Humanitarian Communication in Person-to-Person Online Microfinance (original) (raw)

Using the example of microfinance – the provision of small-scale financial services to poor people – we argue for a form of everyday humanitarianism that constitutes Northern publics as microfinance supporters. This humanitarianism works through the mobilization of affective investments, which are financial, social and emotional commitments to distant others to alleviate their poverty through microloans. Within this economy of affect, microfinance appeals to its supporters through images of smiling women entrepreneurs, through its obligatory success story of development with the help of microenterprise, and through mediated encounters with micro-borrowers through online lending platforms. One of the most successful of these websites, particularly in the US, has been Kiva.org, which was established in San Francisco in 2005 and has since grown to include more than 1 million lenders and borrowers, facilitating loans of more than 600 million US dollars.

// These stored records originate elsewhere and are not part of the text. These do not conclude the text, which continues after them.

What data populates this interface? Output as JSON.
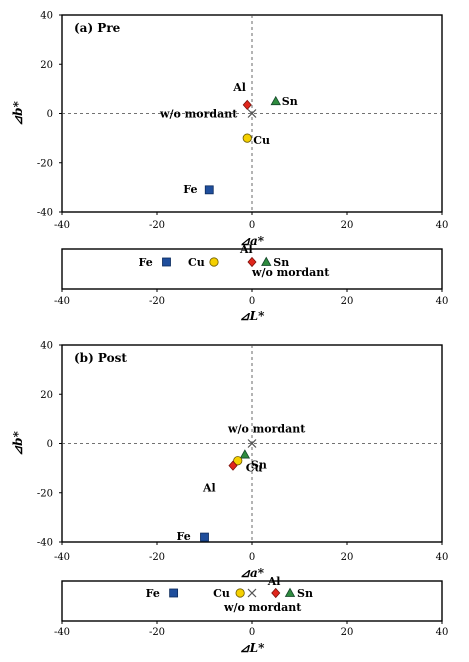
{
  "chart_data": [
    {
      "type": "scatter",
      "title": "(a) Pre",
      "xlabel": "⊿a*",
      "ylabel": "⊿b*",
      "xlim": [
        -40,
        40
      ],
      "ylim": [
        -40,
        40
      ],
      "xticks": [
        "-40",
        "-20",
        "0",
        "20",
        "40"
      ],
      "yticks": [
        "40",
        "20",
        "0",
        "-20",
        "-40"
      ],
      "grid": false,
      "reference_lines": "dashed at x=0 and y=0",
      "points": [
        {
          "label": "Al",
          "x": -1,
          "y": 3.5,
          "marker": "diamond",
          "color": "#e0261c"
        },
        {
          "label": "Sn",
          "x": 5,
          "y": 5,
          "marker": "triangle",
          "color": "#2e8b3e"
        },
        {
          "label": "w/o mordant",
          "x": 0,
          "y": 0,
          "marker": "x",
          "color": "#555555"
        },
        {
          "label": "Cu",
          "x": -1,
          "y": -10,
          "marker": "circle",
          "color": "#f5d000"
        },
        {
          "label": "Fe",
          "x": -9,
          "y": -31,
          "marker": "square",
          "color": "#1f4e9c"
        }
      ]
    },
    {
      "type": "scatter",
      "title": "",
      "xlabel": "⊿L*",
      "ylabel": "",
      "xlim": [
        -40,
        40
      ],
      "xticks": [
        "-40",
        "-20",
        "0",
        "20",
        "40"
      ],
      "grid": false,
      "points": [
        {
          "label": "Fe",
          "x": -18,
          "marker": "square",
          "color": "#1f4e9c"
        },
        {
          "label": "Cu",
          "x": -8,
          "marker": "circle",
          "color": "#f5d000"
        },
        {
          "label": "Al",
          "x": 0,
          "marker": "diamond",
          "color": "#e0261c"
        },
        {
          "label": "Sn",
          "x": 3,
          "marker": "triangle",
          "color": "#2e8b3e"
        },
        {
          "label": "w/o mordant",
          "x": 0,
          "marker": "none",
          "color": "#555555"
        }
      ]
    },
    {
      "type": "scatter",
      "title": "(b) Post",
      "xlabel": "⊿a*",
      "ylabel": "⊿b*",
      "xlim": [
        -40,
        40
      ],
      "ylim": [
        -40,
        40
      ],
      "xticks": [
        "-40",
        "-20",
        "0",
        "20",
        "40"
      ],
      "yticks": [
        "40",
        "20",
        "0",
        "-20",
        "-40"
      ],
      "grid": false,
      "reference_lines": "dashed at x=0 and y=0",
      "points": [
        {
          "label": "w/o mordant",
          "x": 0,
          "y": 0,
          "marker": "x",
          "color": "#555555"
        },
        {
          "label": "Sn",
          "x": -1.5,
          "y": -4.5,
          "marker": "triangle",
          "color": "#2e8b3e"
        },
        {
          "label": "Cu",
          "x": -3,
          "y": -7,
          "marker": "circle",
          "color": "#f5d000"
        },
        {
          "label": "Al",
          "x": -4,
          "y": -9,
          "marker": "diamond",
          "color": "#e0261c"
        },
        {
          "label": "Fe",
          "x": -10,
          "y": -38,
          "marker": "square",
          "color": "#1f4e9c"
        }
      ]
    },
    {
      "type": "scatter",
      "title": "",
      "xlabel": "⊿L*",
      "ylabel": "",
      "xlim": [
        -40,
        40
      ],
      "xticks": [
        "-40",
        "-20",
        "0",
        "20",
        "40"
      ],
      "grid": false,
      "points": [
        {
          "label": "Fe",
          "x": -16.5,
          "marker": "square",
          "color": "#1f4e9c"
        },
        {
          "label": "Cu",
          "x": -2.5,
          "marker": "circle",
          "color": "#f5d000"
        },
        {
          "label": "w/o mordant",
          "x": 0,
          "marker": "x",
          "color": "#555555"
        },
        {
          "label": "Al",
          "x": 5,
          "marker": "diamond",
          "color": "#e0261c"
        },
        {
          "label": "Sn",
          "x": 8,
          "marker": "triangle",
          "color": "#2e8b3e"
        }
      ]
    }
  ]
}
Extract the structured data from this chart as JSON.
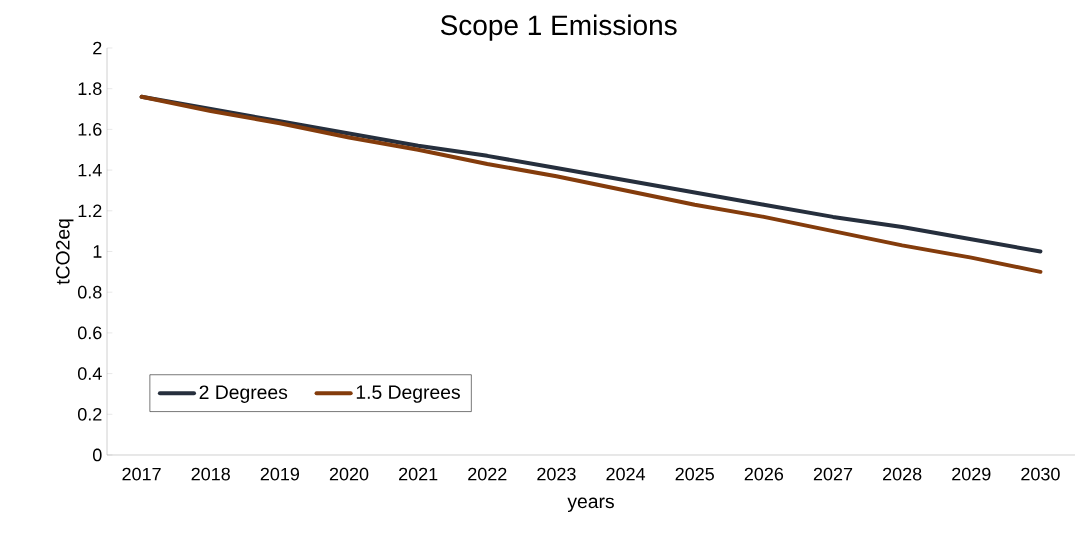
{
  "chart_data": {
    "type": "line",
    "title": "Scope 1 Emissions",
    "xlabel": "years",
    "ylabel": "tCO2eq",
    "categories": [
      "2017",
      "2018",
      "2019",
      "2020",
      "2021",
      "2022",
      "2023",
      "2024",
      "2025",
      "2026",
      "2027",
      "2028",
      "2029",
      "2030"
    ],
    "series": [
      {
        "name": "2 Degrees",
        "color": "#262f3d",
        "values": [
          1.76,
          1.7,
          1.64,
          1.58,
          1.52,
          1.47,
          1.41,
          1.35,
          1.29,
          1.23,
          1.17,
          1.12,
          1.06,
          1.0
        ]
      },
      {
        "name": "1.5 Degrees",
        "color": "#843c0c",
        "values": [
          1.76,
          1.69,
          1.63,
          1.56,
          1.5,
          1.43,
          1.37,
          1.3,
          1.23,
          1.17,
          1.1,
          1.03,
          0.97,
          0.9
        ]
      }
    ],
    "ylim": [
      0,
      2
    ],
    "yticks": [
      0,
      0.2,
      0.4,
      0.6,
      0.8,
      1,
      1.2,
      1.4,
      1.6,
      1.8,
      2
    ],
    "legend": "bottom left",
    "marker": "none"
  }
}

In our presentation, we compare the mediated space created on the Kiva.org website with the seemingly more direct and personal – albeit still technologically-linked – connections established via Kiva Zip, which is a mobile phone platform that lets lenders communicate directly with their borrowers in the US and Kenya. Examining the interactions among lenders and borrowers on the website and on the zip platform, we analyse the affordances of mobile technologies for affective investment and for everyday humanitarian communication.